Si Stefan Liberski filme l'idéal de notre société moderne, une richesse qui ne sait plus quoi acheter, et l'autre de cette classe sociale emportée par ses aspirations (l'impossibilité d'arriver à compter ses piscines), Bunker Paradise n'est pas la description minutieuse d'une lutte des classes, mais plutôt un conte, atemporel et onirique, une fable, une parabole. Ce châtelain et son bouffon, ce Roméo et cette Juliette filmée à son balcon, donnent au film son arrière texte shakespearien. Alice vaguement innocente, Mimmo est passé de l'autre côté du miroir, dans le pays merveilleux et cruel des enfants gâtés.
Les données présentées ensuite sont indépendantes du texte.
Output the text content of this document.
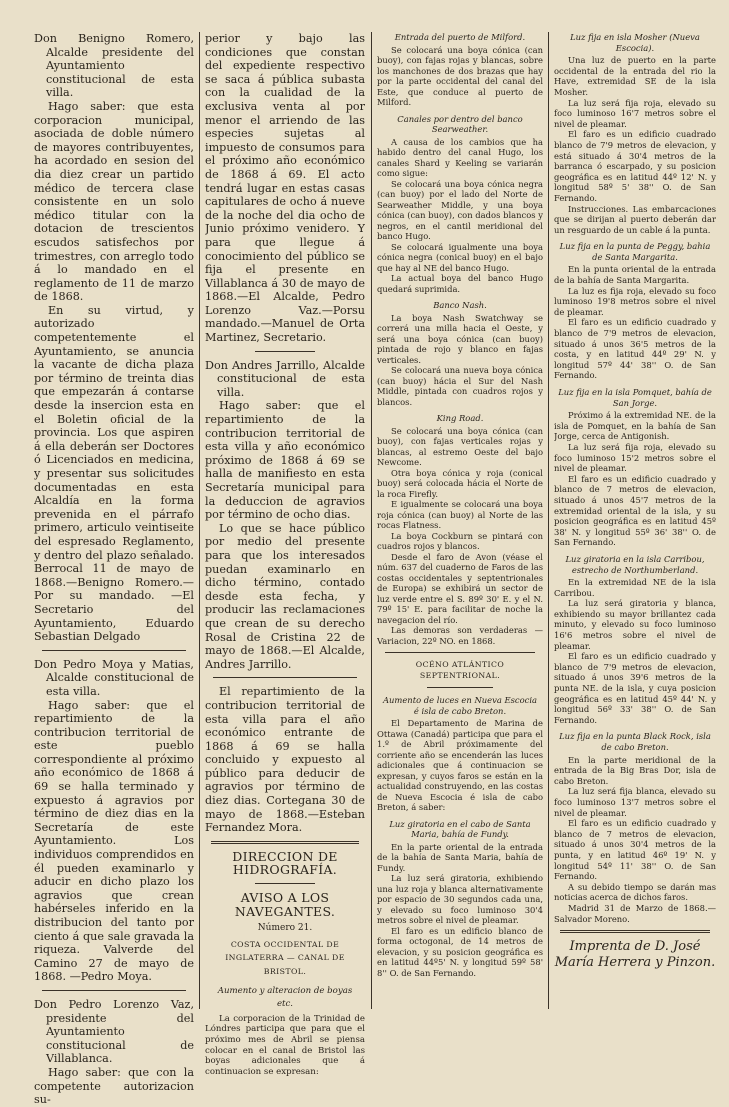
Don Benigno Romero, Alcalde presidente del Ayuntamiento constitucional de esta villa.

Hago saber: que esta corporacion municipal, asociada de doble número de mayores contribuyentes, ha acordado en sesion del dia diez crear un partido médico de tercera clase consistente en un solo médico titular con la dotacion de trescientos escudos satisfechos por trimestres, con arreglo todo á lo mandado en el reglamento de 11 de marzo de 1868.

En su virtud, y autorizado competentemente el Ayuntamiento, se anuncia la vacante de dicha plaza por término de treinta dias que empezarán á contarse desde la insercion esta en el Boletin oficial de la provincia. Los que aspiren á ella deberán ser Doctores ó Licenciados en medicina, y presentar sus solicitudes documentadas en esta Alcaldía en la forma prevenida en el párrafo primero, articulo veintiseite del espresado Reglamento, y dentro del plazo señalado. Berrocal 11 de mayo de 1868.—Benigno Romero.—Por su mandado. —El Secretario del Ayuntamiento, Eduardo Sebastian Delgado

Don Pedro Moya y Matias, Alcalde constitucional de esta villa.

Hago saber: que el repartimiento de la contribucion territorial de este pueblo correspondiente al próximo año económico de 1868 á 69 se halla terminado y expuesto á agravios por término de diez dias en la Secretaría de este Ayuntamiento. Los individuos comprendidos en él pueden examinarlo y aducir en dicho plazo los agravios que crean habérseles inferido en la distribucion del tanto por ciento á que sale gravada la riqueza. Valverde del Camino 27 de mayo de 1868. —Pedro Moya.

Don Pedro Lorenzo Vaz, presidente del Ayuntamiento constitucional de Villablanca.

Hago saber: que con la competente autorizacion su-

perior y bajo las condiciones que constan del expediente respectivo se saca á pública subasta con la cualidad de la exclusiva venta al por menor el arriendo de las especies sujetas al impuesto de consumos para el próximo año económico de 1868 á 69. El acto tendrá lugar en estas casas capitulares de ocho á nueve de la noche del dia ocho de Junio próximo venidero. Y para que llegue á conocimiento del público se fija el presente en Villablanca á 30 de mayo de 1868.—El Alcalde, Pedro Lorenzo Vaz.—Porsu mandado.—Manuel de Orta Martinez, Secretario.

Don Andres Jarrillo, Alcalde constitucional de esta villa.

Hago saber: que el repartimiento de la contribucion territorial de esta villa y año económico próximo de 1868 á 69 se halla de manifiesto en esta Secretaría municipal para la deduccion de agravios por término de ocho dias.

Lo que se hace público por medio del presente para que los interesados puedan examinarlo en dicho término, contado desde esta fecha, y producir las reclamaciones que crean de su derecho Rosal de Cristina 22 de mayo de 1868.—El Alcalde, Andres Jarrillo.

El repartimiento de la contribucion territorial de esta villa para el año económico entrante de 1868 á 69 se halla concluido y expuesto al público para deducir de agravios por término de diez dias. Cortegana 30 de mayo de 1868.—Esteban Fernandez Mora.

DIRECCION DE HIDROGRAFÍA.

AVISO A LOS NAVEGANTES.

Número 21.

COSTA OCCIDENTAL DE INGLATERRA — CANAL DE BRISTOL.

Aumento y alteracion de boyas etc.

La corporacion de la Trinidad de Lóndres participa que para que el próximo mes de Abril se piensa colocar en el canal de Bristol las boyas adicionales que á continuacion se expresan:

Entrada del puerto de Milford.

Se colocará una boya cónica (can buoy), con fajas rojas y blancas, sobre los manchones de dos brazas que hay por la parte occidental del canal del Este, que conduce al puerto de Milford.

Canales por dentro del banco Searweather.

A causa de los cambios que ha habido dentro del canal Hugo, los canales Shard y Keeling se variarán como sigue:

Se colocará una boya cónica negra (can buoy) por el lado del Norte de Searweather Middle, y una boya cónica (can buoy), con dados blancos y negros, en el cantil meridional del banco Hugo.

Se colocará igualmente una boya cónica negra (conical buoy) en el bajo que hay al NE del banco Hugo.

La actual boya del banco Hugo quedará suprimida.

Banco Nash.

La boya Nash Swatchway se correrá una milla hacia el Oeste, y será una boya cónica (can buoy) pintada de rojo y blanco en fajas verticales.

Se colocará una nueva boya cónica (can buoy) hácia el Sur del Nash Middle, pintada con cuadros rojos y blancos.

King Road.

Se colocará una boya cónica (can buoy), con fajas verticales rojas y blancas, al estremo Oeste del bajo Newcome.

Otra boya cónica y roja (conical buoy) será colocada hácia el Norte de la roca Firefly.

E igualmente se colocará una boya roja cónica (can buoy) al Norte de las rocas Flatness.

La boya Cockburn se pintará con cuadros rojos y blancos.

Desde el faro de Avon (véase el núm. 637 del cuaderno de Faros de las costas occidentales y septentrionales de Europa) se exhibirá un sector de luz verde entre el S. 89º 30' E. y el N. 79º 15' E. para facilitar de noche la navegacion del río.

Las demoras son verdaderas —Variacion, 22º NO. en 1868.

OCÉNO ATLÁNTICO SEPTENTRIONAL.

Aumento de luces en Nueva Escocia é isla de cabo Breton.

El Departamento de Marina de Ottawa (Canadá) participa que para el 1.º de Abril próximamente del corriente año se encenderán las luces adicionales que á continuacion se expresan, y cuyos faros se están en la actualidad construyendo, en las costas de Nueva Escocia é isla de cabo Breton, á saber:

Luz giratoria en el cabo de Santa Maria, bahía de Fundy.

En la parte oriental de la entrada de la bahía de Santa Maria, bahía de Fundy.

La luz será giratoria, exhibiendo una luz roja y blanca alternativamente por espacio de 30 segundos cada una, y elevado su foco luminoso 30'4 metros sobre el nivel de pleamar.

El faro es un edificio blanco de forma octogonal, de 14 metros de elevacion, y su posicion geográfica es en latitud 44º5' N. y longitud 59º 58' 8'' O. de San Fernando.

Luz fija en isla Mosher (Nueva Escocia).

Una luz de puerto en la parte occidental de la entrada del rio la Have, extremidad SE de la isla Mosher.

La luz será fija roja, elevado su foco luminoso 16'7 metros sobre el nivel de pleamar.

El faro es un edificio cuadrado blanco de 7'9 metros de elevacion, y está situado á 30'4 metros de la barranca ó escarpado, y su posicion geográfica es en latitud 44º 12' N. y longitud 58º 5' 38'' O. de San Fernando.

Instrucciones. Las embarcaciones que se dirijan al puerto deberán dar un resguardo de un cable á la punta.

Luz fija en la punta de Peggy, bahia de Santa Margarita.

En la punta oriental de la entrada de la bahía de Santa Margarita.

La luz es fija roja, elevado su foco luminoso 19'8 metros sobre el nivel de pleamar.

El faro es un edificio cuadrado y blanco de 7'9 metros de elevacion, situado á unos 36'5 metros de la costa, y en latitud 44º 29' N. y longitud 57º 44' 38'' O. de San Fernando.

Luz fija en la isla Pomquet, bahía de San Jorge.

Próximo á la extremidad NE. de la isla de Pomquet, en la bahía de San Jorge, cerca de Antigonish.

La luz será fija roja, elevado su foco luminoso 15'2 metros sobre el nivel de pleamar.

El faro es un edificio cuadrado y blanco de 7 metros de elevacion, situado á unos 45'7 metros de la extremidad oriental de la isla, y su posicion geográfica es en latitud 45º 38' N. y longitud 55º 36' 38'' O. de San Fernando.

Luz giratoria en la isla Carribou, estrecho de Northumberland.

En la extremidad NE de la isla Carribou.

La luz será giratoria y blanca, exhibiendo su mayor brillantez cada minuto, y elevado su foco luminoso 16'6 metros sobre el nivel de pleamar.

El faro es un edificio cuadrado y blanco de 7'9 metros de elevacion, situado á unos 39'6 metros de la punta NE. de la isla, y cuya posicion geográfica es en latitud 45º 44' N. y longitud 56º 33' 38'' O. de San Fernando.

Luz fija en la punta Black Rock, isla de cabo Breton.

En la parte meridional de la entrada de la Big Bras Dor, isla de cabo Breton.

La luz será fija blanca, elevado su foco luminoso 13'7 metros sobre el nivel de pleamar.

El faro es un edificio cuadrado y blanco de 7 metros de elevacion, situado á unos 30'4 metros de la punta, y en latitud 46º 19' N. y longitud 54º 11' 38'' O. de San Fernando.

A su debido tiempo se darán mas noticias acerca de dichos faros.

Madrid 31 de Marzo de 1868.— Salvador Moreno.

Imprenta de D. José María Herrera y Pinzon.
John Deveau est une figure romantique et sombre à la Nerval, le "Desdichiado" (littéralement "le déshérité"), qui parle et gesticule sur une scène où il rejoue encore et encore sa propre chute. Derrière Deveau, tranchant comme l'acier, un père, qui a acheté le silence et la disparition de son fils, réinvente dans la nuit des morts vivants le mythe moderne de Dracula. En contrepoint lumineux à cette traversée de la nuit, les déambulations d'un enfant au Japon trouent le récit à intervalles réguliers et résonnent comme une ancienne ballade de troubadour.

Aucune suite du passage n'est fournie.